If wireless companies and other forward auction bidders cooperate, the government will pay TV broadcasters $86,422,558,704 to reclaim their spectrum in key markets.
The FCC will have to collect at least that much in the forward auction to cover what it will have to pay broadcasters at the 126 MHz clearing target it set for the first stage of the reverse portion of the spectrum auction, which closed Wednesday (June 29) after 52 rounds. The FCC announced that much-anticipated and speculated about "clearing cost" figure on the auction Web site.
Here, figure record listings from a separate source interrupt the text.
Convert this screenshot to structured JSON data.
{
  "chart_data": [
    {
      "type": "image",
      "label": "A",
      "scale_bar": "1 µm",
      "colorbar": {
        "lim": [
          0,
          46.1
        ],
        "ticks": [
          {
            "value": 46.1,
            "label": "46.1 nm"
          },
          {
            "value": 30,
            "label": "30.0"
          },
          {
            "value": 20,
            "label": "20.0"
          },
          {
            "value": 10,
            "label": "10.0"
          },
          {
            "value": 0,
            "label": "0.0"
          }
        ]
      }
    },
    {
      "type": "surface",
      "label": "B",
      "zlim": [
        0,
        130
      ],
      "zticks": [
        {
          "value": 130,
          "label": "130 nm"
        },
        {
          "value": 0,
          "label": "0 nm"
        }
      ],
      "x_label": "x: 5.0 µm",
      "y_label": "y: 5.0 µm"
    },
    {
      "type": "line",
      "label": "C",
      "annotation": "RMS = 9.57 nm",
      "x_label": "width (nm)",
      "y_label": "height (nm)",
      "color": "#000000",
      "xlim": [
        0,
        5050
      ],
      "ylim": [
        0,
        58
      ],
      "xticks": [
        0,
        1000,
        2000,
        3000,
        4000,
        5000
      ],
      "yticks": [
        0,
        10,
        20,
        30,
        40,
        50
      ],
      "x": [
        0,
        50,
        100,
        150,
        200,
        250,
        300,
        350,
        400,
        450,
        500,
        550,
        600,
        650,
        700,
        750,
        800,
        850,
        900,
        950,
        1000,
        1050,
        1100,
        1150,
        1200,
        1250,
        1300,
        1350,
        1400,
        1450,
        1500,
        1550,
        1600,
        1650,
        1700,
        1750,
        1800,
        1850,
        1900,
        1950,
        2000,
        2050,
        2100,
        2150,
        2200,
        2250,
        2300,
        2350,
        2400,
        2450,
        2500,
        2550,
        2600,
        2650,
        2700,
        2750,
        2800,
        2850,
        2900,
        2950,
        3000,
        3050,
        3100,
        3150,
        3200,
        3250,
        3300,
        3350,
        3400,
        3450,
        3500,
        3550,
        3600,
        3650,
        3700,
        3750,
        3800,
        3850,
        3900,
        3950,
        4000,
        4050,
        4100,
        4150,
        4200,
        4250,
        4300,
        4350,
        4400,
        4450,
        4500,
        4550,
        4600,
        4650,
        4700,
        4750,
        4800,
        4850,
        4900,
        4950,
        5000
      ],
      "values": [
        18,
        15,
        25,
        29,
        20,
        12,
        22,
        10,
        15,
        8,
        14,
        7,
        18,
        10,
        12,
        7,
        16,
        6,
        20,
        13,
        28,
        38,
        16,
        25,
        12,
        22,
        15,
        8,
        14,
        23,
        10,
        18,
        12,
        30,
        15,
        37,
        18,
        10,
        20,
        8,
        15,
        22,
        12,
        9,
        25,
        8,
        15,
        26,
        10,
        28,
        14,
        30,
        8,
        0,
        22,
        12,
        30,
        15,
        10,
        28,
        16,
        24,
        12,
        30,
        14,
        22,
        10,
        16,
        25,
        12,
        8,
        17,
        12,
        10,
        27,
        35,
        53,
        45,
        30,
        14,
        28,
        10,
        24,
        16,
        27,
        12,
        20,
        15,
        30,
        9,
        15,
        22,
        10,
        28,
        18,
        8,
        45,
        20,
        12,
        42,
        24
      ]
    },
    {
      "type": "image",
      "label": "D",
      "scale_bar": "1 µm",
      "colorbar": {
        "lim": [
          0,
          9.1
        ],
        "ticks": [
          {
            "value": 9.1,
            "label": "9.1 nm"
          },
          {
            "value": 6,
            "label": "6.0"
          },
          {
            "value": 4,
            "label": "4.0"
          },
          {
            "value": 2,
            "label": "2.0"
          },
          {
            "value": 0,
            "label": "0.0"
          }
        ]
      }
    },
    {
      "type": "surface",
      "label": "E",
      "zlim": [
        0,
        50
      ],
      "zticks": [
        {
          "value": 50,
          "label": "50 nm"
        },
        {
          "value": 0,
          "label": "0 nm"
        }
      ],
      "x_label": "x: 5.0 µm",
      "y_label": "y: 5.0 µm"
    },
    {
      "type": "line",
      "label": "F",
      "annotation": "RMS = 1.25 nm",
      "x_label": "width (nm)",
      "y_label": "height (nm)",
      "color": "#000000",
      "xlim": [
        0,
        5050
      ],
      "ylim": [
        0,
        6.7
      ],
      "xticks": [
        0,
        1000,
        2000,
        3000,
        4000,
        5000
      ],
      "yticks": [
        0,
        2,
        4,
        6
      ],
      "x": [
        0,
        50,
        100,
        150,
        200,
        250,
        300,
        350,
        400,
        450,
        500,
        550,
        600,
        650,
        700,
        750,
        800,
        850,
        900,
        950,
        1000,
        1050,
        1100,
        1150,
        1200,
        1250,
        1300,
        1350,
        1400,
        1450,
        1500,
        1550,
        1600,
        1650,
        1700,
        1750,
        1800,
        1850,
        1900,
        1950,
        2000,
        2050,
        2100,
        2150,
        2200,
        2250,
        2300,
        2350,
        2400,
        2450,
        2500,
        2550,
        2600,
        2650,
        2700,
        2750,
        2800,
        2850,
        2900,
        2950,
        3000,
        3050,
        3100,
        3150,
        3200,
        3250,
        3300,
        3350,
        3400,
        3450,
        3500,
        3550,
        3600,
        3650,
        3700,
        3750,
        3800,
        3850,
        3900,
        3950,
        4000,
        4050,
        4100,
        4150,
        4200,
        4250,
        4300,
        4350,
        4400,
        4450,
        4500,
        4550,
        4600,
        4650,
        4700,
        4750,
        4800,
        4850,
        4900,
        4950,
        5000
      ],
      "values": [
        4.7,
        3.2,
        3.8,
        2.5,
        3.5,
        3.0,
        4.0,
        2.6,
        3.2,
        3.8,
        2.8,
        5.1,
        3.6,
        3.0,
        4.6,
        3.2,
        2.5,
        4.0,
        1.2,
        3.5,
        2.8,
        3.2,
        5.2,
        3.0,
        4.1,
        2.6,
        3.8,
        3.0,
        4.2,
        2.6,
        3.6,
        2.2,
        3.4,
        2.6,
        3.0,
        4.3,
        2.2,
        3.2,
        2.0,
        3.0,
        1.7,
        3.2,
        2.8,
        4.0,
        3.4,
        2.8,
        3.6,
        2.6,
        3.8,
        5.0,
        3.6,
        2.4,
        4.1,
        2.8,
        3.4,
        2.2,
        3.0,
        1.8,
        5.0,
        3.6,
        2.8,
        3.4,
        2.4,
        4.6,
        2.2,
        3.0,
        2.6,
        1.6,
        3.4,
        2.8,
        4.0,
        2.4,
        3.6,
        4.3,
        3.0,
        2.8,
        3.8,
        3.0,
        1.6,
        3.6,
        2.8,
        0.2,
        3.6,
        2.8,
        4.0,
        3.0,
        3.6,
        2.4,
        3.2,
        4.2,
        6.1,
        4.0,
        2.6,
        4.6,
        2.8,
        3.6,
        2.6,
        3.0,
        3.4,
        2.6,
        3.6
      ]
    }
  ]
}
“Today, bidding concluded in the reverse auction, establishing the cost for clearing 126 MHz in the TV band for wireless use," said Gary Epstein, chair of the FCC's Incentive Auction Task Force. "Strong participation from broadcast stations made this initial clearing target possible. Now the action shifts to the forward auction, which will give wireless bidders the opportunity to compete for this beachfront spectrum to meet America’s growing mobile data needs.”
The FCC was able to clear that much spectrum thanks to the robust participation by TV broadcasters looking for a big payday.
Actually, the FCC will need to make a couple billion dollars more than that figure in the forward auction to cover the $200 million-plus in projected auction expenses and another $1.75 billion to cover the cost of repacking broadcasters in their tighter spectrum quarters after both parts of the two-sided auction are completed.
The FCC is freeing up spectrum to re-auction to wireless carriers and others in the forward portion of the auction.
The reverse auction is where broadcasters bid to give up spectrum for a price, low bid wins. The forward portion is where wireless companies and others bid for that spectrum, high bid wins.
If not enough is bid for that reclaimed spectrum in the forward auction to cover that initial clearing target price, the FCC will have to continue the reverse auction at a lower clearing target (114 MHz)--it has set nine of those targets just in case. That means fewer stations will get those big payouts, since the FCC won't need as many to meet the lower target.
That $86 billion-plus figure is sure to prompt speculation that bidders in the forward auction will not pony up enough to cover it. In fact, it already had at press time. "If the total clearing cost for the first stage approaches or even exceeds $35 billion [it likely blew past that figure early on], then the forward auction may be challenged to raise enough money to proceed without lowering the target," said PwC analyst Dan Hays in advance of the figure's release.
But the low-band spectrum is beachfront, and as one interested auction watcher points out, sharing is the watchword of the future, so that amount of unimpaired, unshared, spectrum could draw big bucks.
In any event, only when both sides of the auction are completed will the FCC know whether or not it will have to go to stage two and lower the target. Forward auction bidders advised the FCC to clear as much spectrum as possible and let the marketplace decide, which the FCC did and which is why the auction is built to accommodate multiple reverse rounds at lower targets, if necessary.
The forward auction likely will begin at the end of this month or in early August and last a couple of months. July 1 is the deadline for upfront payments, which each qualified bidder will need to pony up in order to be eligible to bid.
Telecom consultant Tim Farrar of TMFAssociates took one look at that $86 billion figure and tweeted that he thought the strategy for forward bidders like Comcast, Dish and private equity firms would be to stay on the sidelines and wait for the clearing cost to drop to $30 billion or so at a 60-70 MHz clearing target.
The FCC set the opening bid prices based on a formula that combined the population served and the level of interference the station would represent if it had to be repacked. The goal was to incentivize broadcasters to participate, which it clearly did, and making those opening bid prices high enough to be bid down, though given the size of the clearing cost, a nmuber of stations were almost certainly frozen at the opening bid price.